Fifteen-year-old Yerma, newly married to Juan, arrives in her husband’s village determined to be the model wife. But as the seasons pass, and she fails to conceive, Juan begins to spend more and more time tending his sheep and Yerma seeks help from a local soothsayer with tragic consequences.

In the title role, Ty Glaser, initially a little over-breathy and earnest, soon settles in and conveys Yerma’s childlike naivety about sex, about conceiving and bearing children, about her husband and, later, her acceptance that she must be at fault, with an intensity that is heartbreaking to watch. She is well matched by Hasan Dixon as Yerma’s intransient, controlling husband who, Weigh suggests, is conflicted by an unresolved passion for another man.

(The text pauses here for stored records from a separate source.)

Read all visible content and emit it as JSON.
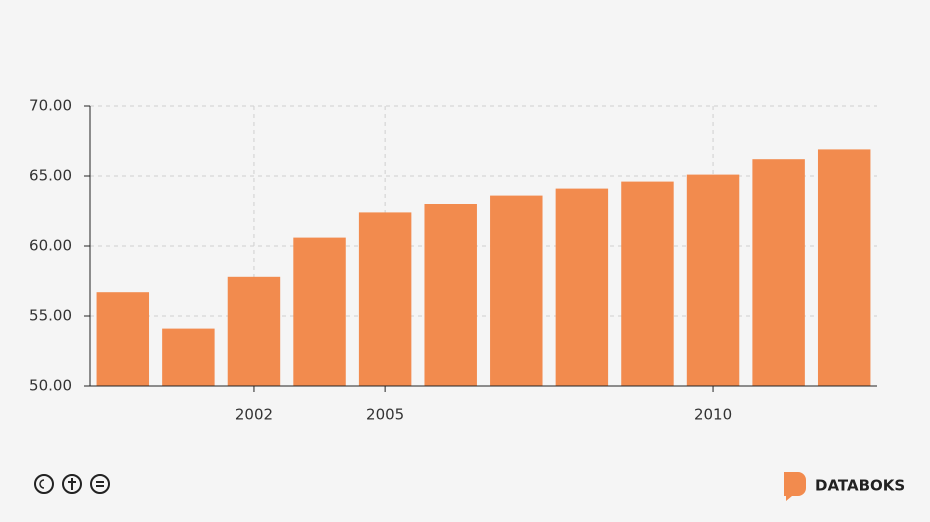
{
  "chart_data": {
    "type": "bar",
    "categories": [
      null,
      null,
      "2002",
      null,
      "2005",
      null,
      null,
      null,
      null,
      "2010",
      null,
      null
    ],
    "values": [
      56.7,
      54.1,
      57.8,
      60.6,
      62.4,
      63.0,
      63.6,
      64.1,
      64.6,
      65.1,
      66.2,
      66.9
    ],
    "color": "#f28b4e",
    "ylim": [
      50,
      70
    ],
    "yticks": [
      {
        "value": 50,
        "label": "50.00"
      },
      {
        "value": 55,
        "label": "55.00"
      },
      {
        "value": 60,
        "label": "60.00"
      },
      {
        "value": 65,
        "label": "65.00"
      },
      {
        "value": 70,
        "label": "70.00"
      }
    ],
    "grid": true
  },
  "footer": {
    "brand": "DATABOKS"
  }
}
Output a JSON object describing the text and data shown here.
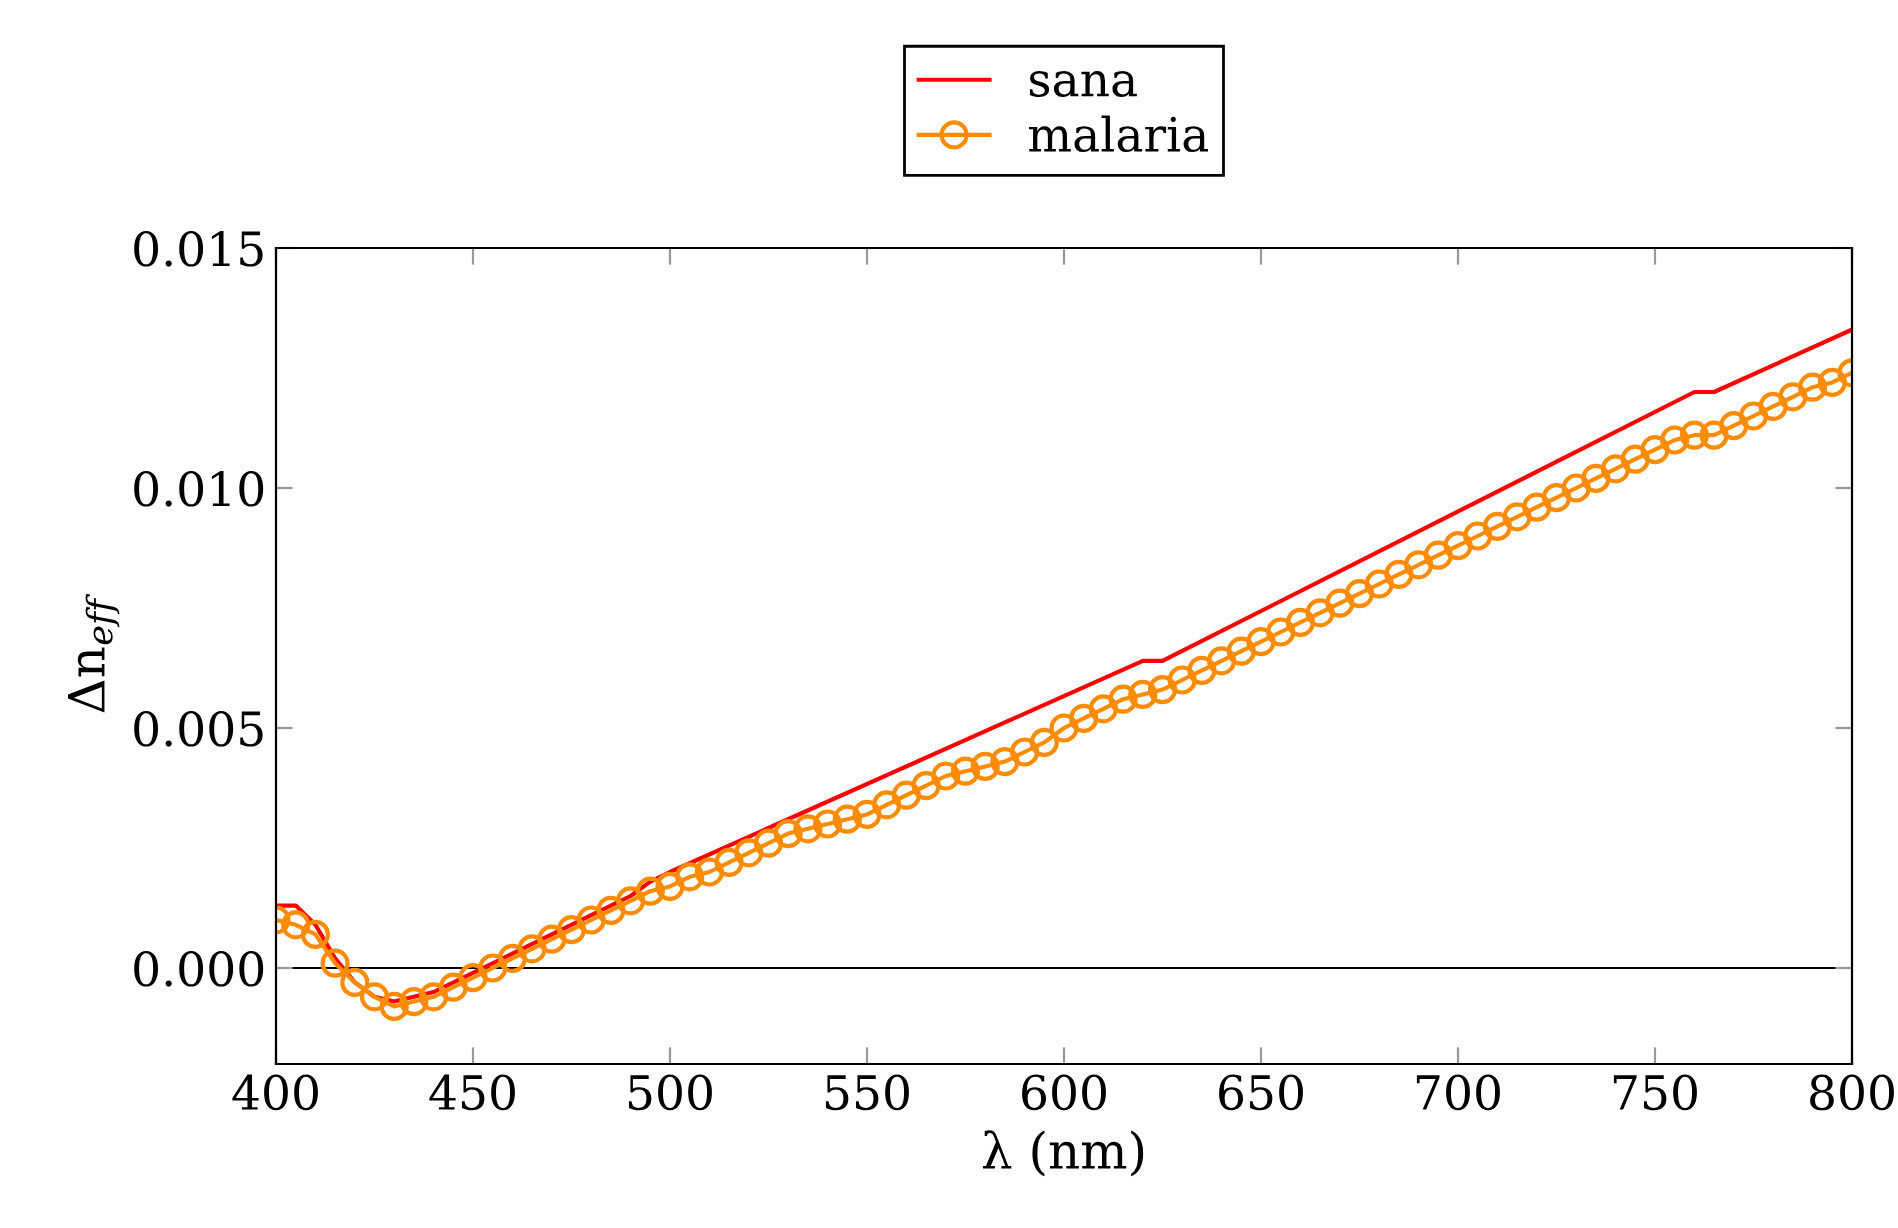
{
  "chart_data": {
    "type": "line",
    "xlabel": "λ (nm)",
    "ylabel": "Δn$_{eff}$",
    "xlim": [
      400,
      800
    ],
    "ylim": [
      -0.002,
      0.015
    ],
    "xticks": [
      400,
      450,
      500,
      550,
      600,
      650,
      700,
      750,
      800
    ],
    "yticks": [
      {
        "value": 0,
        "label": "0.000"
      },
      {
        "value": 0.005,
        "label": "0.005"
      },
      {
        "value": 0.01,
        "label": "0.010"
      },
      {
        "value": 0.015,
        "label": "0.015"
      }
    ],
    "grid": false,
    "legend": "top",
    "ref_lines": [
      {
        "axis": "y",
        "value": 0,
        "color": "#000000",
        "line_style": "solid"
      }
    ],
    "series": [
      {
        "name": "sana",
        "color": "#ff0000",
        "marker": "none",
        "x": [
          400,
          405,
          410,
          415,
          420,
          425,
          430,
          440,
          450,
          460,
          470,
          480,
          490,
          495,
          500,
          620,
          625,
          760,
          765,
          800
        ],
        "values": [
          0.0013,
          0.0013,
          0.0009,
          0.0002,
          -0.0003,
          -0.0006,
          -0.0007,
          -0.0005,
          -0.0001,
          0.0003,
          0.0007,
          0.0011,
          0.0015,
          0.0018,
          0.002,
          0.0064,
          0.0064,
          0.012,
          0.012,
          0.0133
        ]
      },
      {
        "name": "malaria",
        "color": "#ff8c00",
        "marker": "circle",
        "x": [
          400,
          405,
          410,
          415,
          420,
          425,
          430,
          435,
          440,
          445,
          450,
          455,
          460,
          465,
          470,
          475,
          480,
          485,
          490,
          495,
          500,
          505,
          510,
          515,
          520,
          525,
          530,
          535,
          540,
          545,
          550,
          555,
          560,
          565,
          570,
          575,
          580,
          585,
          590,
          595,
          600,
          605,
          610,
          615,
          620,
          625,
          630,
          635,
          640,
          645,
          650,
          655,
          660,
          665,
          670,
          675,
          680,
          685,
          690,
          695,
          700,
          705,
          710,
          715,
          720,
          725,
          730,
          735,
          740,
          745,
          750,
          755,
          760,
          765,
          770,
          775,
          780,
          785,
          790,
          795,
          800
        ],
        "values": [
          0.001,
          0.0009,
          0.0007,
          0.0001,
          -0.0003,
          -0.0006,
          -0.0008,
          -0.0007,
          -0.0006,
          -0.0004,
          -0.0002,
          0.0,
          0.0002,
          0.0004,
          0.0006,
          0.0008,
          0.001,
          0.0012,
          0.0014,
          0.0016,
          0.0017,
          0.0019,
          0.002,
          0.0022,
          0.0024,
          0.0026,
          0.0028,
          0.0029,
          0.003,
          0.0031,
          0.0032,
          0.0034,
          0.0036,
          0.0038,
          0.004,
          0.0041,
          0.0042,
          0.0043,
          0.0045,
          0.0047,
          0.005,
          0.0052,
          0.0054,
          0.0056,
          0.0057,
          0.0058,
          0.006,
          0.0062,
          0.0064,
          0.0066,
          0.0068,
          0.007,
          0.0072,
          0.0074,
          0.0076,
          0.0078,
          0.008,
          0.0082,
          0.0084,
          0.0086,
          0.0088,
          0.009,
          0.0092,
          0.0094,
          0.0096,
          0.0098,
          0.01,
          0.0102,
          0.0104,
          0.0106,
          0.0108,
          0.011,
          0.0111,
          0.0111,
          0.0113,
          0.0115,
          0.0117,
          0.0119,
          0.0121,
          0.0122,
          0.0124
        ]
      }
    ]
  }
}
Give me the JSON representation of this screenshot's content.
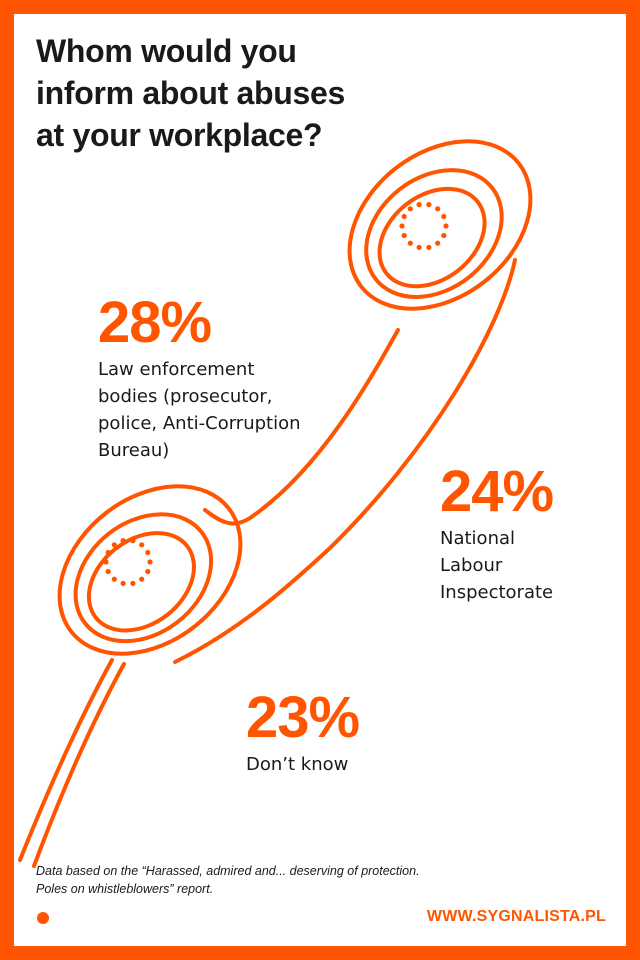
{
  "title": "Whom would you\ninform about abuses\nat your workplace?",
  "stats": [
    {
      "value": "28%",
      "label": "Law enforcement\nbodies (prosecutor,\npolice, Anti-Corruption\nBureau)"
    },
    {
      "value": "24%",
      "label": "National\nLabour\nInspectorate"
    },
    {
      "value": "23%",
      "label": "Don’t know"
    }
  ],
  "footnote": "Data based on the “Harassed, admired and... deserving of protection.\nPoles on whistleblowers” report.",
  "website": "WWW.SYGNALISTA.PL",
  "colors": {
    "accent": "#ff5500",
    "text": "#1a1a1a",
    "background": "#ffffff"
  },
  "icons": {
    "illustration": "telephone-handset-icon",
    "bullet": "dot-icon"
  }
}
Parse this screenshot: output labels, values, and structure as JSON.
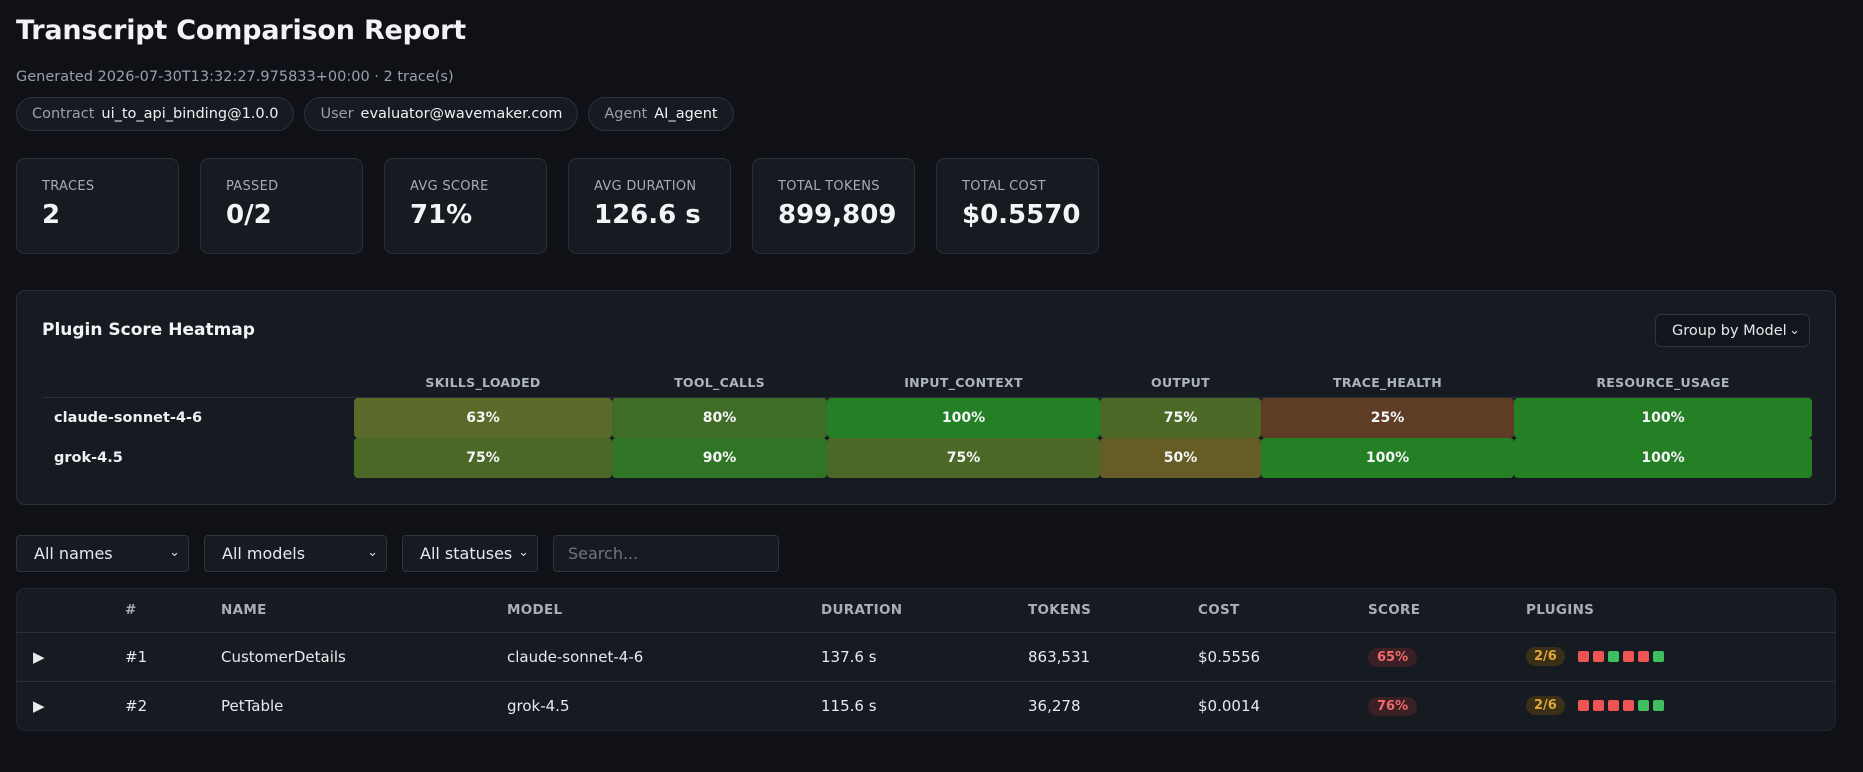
{
  "header": {
    "title": "Transcript Comparison Report",
    "generated": "Generated 2026-07-30T13:32:27.975833+00:00 · 2 trace(s)",
    "pills": [
      {
        "key": "Contract",
        "value": "ui_to_api_binding@1.0.0"
      },
      {
        "key": "User",
        "value": "evaluator@wavemaker.com"
      },
      {
        "key": "Agent",
        "value": "AI_agent"
      }
    ]
  },
  "stats": [
    {
      "label": "TRACES",
      "value": "2"
    },
    {
      "label": "PASSED",
      "value": "0/2"
    },
    {
      "label": "AVG SCORE",
      "value": "71%"
    },
    {
      "label": "AVG DURATION",
      "value": "126.6 s"
    },
    {
      "label": "TOTAL TOKENS",
      "value": "899,809"
    },
    {
      "label": "TOTAL COST",
      "value": "$0.5570"
    }
  ],
  "heatmap": {
    "title": "Plugin Score Heatmap",
    "group_by": "Group by Model",
    "columns": [
      "SKILLS_LOADED",
      "TOOL_CALLS",
      "INPUT_CONTEXT",
      "OUTPUT",
      "TRACE_HEALTH",
      "RESOURCE_USAGE"
    ],
    "rows": [
      {
        "label": "claude-sonnet-4-6",
        "cells": [
          {
            "text": "63%",
            "color": "#5a6a28"
          },
          {
            "text": "80%",
            "color": "#3f6c26"
          },
          {
            "text": "100%",
            "color": "#238024"
          },
          {
            "text": "75%",
            "color": "#4c6827"
          },
          {
            "text": "25%",
            "color": "#5e3c26"
          },
          {
            "text": "100%",
            "color": "#238024"
          }
        ]
      },
      {
        "label": "grok-4.5",
        "cells": [
          {
            "text": "75%",
            "color": "#4c6827"
          },
          {
            "text": "90%",
            "color": "#2f7525"
          },
          {
            "text": "75%",
            "color": "#4c6827"
          },
          {
            "text": "50%",
            "color": "#655c26"
          },
          {
            "text": "100%",
            "color": "#238024"
          },
          {
            "text": "100%",
            "color": "#238024"
          }
        ]
      }
    ]
  },
  "filters": {
    "names": "All names",
    "models": "All models",
    "statuses": "All statuses",
    "search_placeholder": "Search..."
  },
  "traces": {
    "columns": [
      "#",
      "NAME",
      "MODEL",
      "DURATION",
      "TOKENS",
      "COST",
      "SCORE",
      "PLUGINS"
    ],
    "rows": [
      {
        "index": "#1",
        "name": "CustomerDetails",
        "model": "claude-sonnet-4-6",
        "duration": "137.6 s",
        "tokens": "863,531",
        "cost": "$0.5556",
        "score": "65%",
        "plugins": "2/6",
        "plugin_dots": [
          "#ef5454",
          "#ef5454",
          "#3fbf5f",
          "#ef5454",
          "#ef5454",
          "#3fbf5f"
        ]
      },
      {
        "index": "#2",
        "name": "PetTable",
        "model": "grok-4.5",
        "duration": "115.6 s",
        "tokens": "36,278",
        "cost": "$0.0014",
        "score": "76%",
        "plugins": "2/6",
        "plugin_dots": [
          "#ef5454",
          "#ef5454",
          "#ef5454",
          "#ef5454",
          "#3fbf5f",
          "#3fbf5f"
        ]
      }
    ]
  },
  "icons": {
    "expand": "▶",
    "chevron": "⌄"
  }
}
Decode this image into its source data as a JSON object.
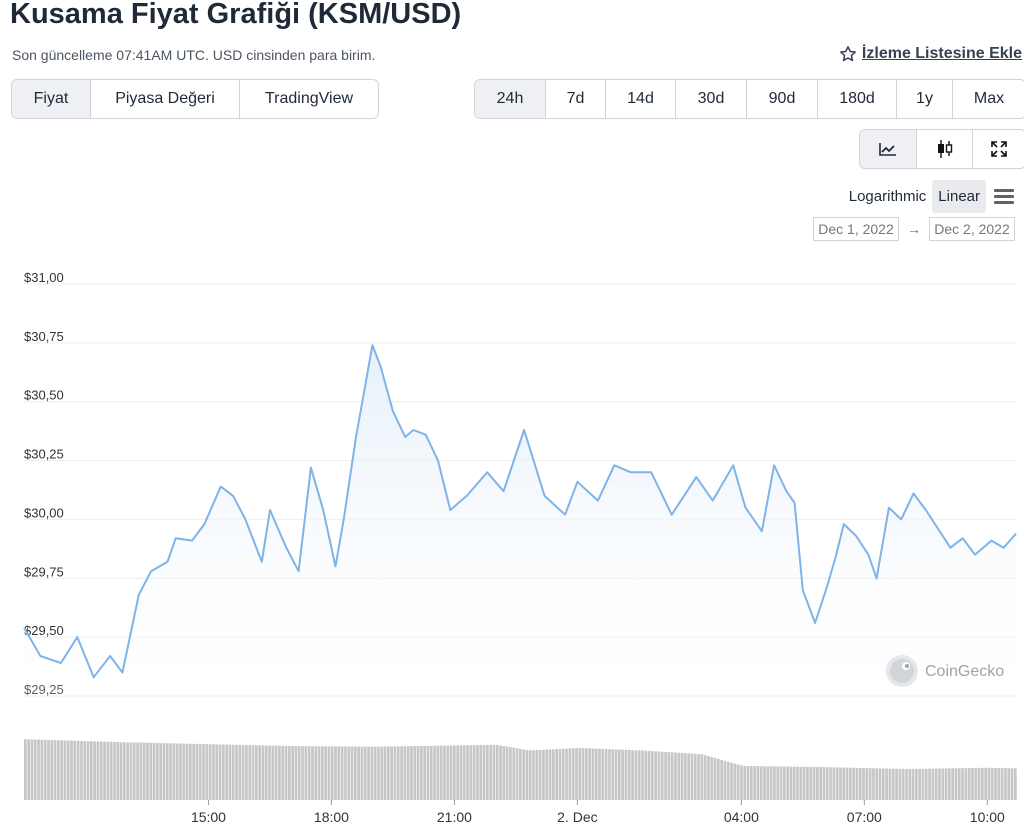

YERMA, set in rural Spain and originally conceived as a tragic poem, is not an easy work to adapt for a contemporary audience, but Weigh succeeds in drawing out plenty of modern resonances. He concentrates on the damaging isolation of Yerma’s obsession, intensified by the pity of her friend Maria (Alison O’Donnell) who has babies “gushing” out of her”, as well as Juan’s ambivalence and the manipulative way in which he tries to deflect blame from himself.

Ruth Sutcliffe’s impressive sea of sand evokes a barren landscape, suggesting heat and aridity, at the same time as reflecting Yerma’s passionate nature laid waste by her despair.

Skilled performances, sensitive direction and an accessible text combine to make this YERMA a triumph. A wonderful evening of spellbinding theatre.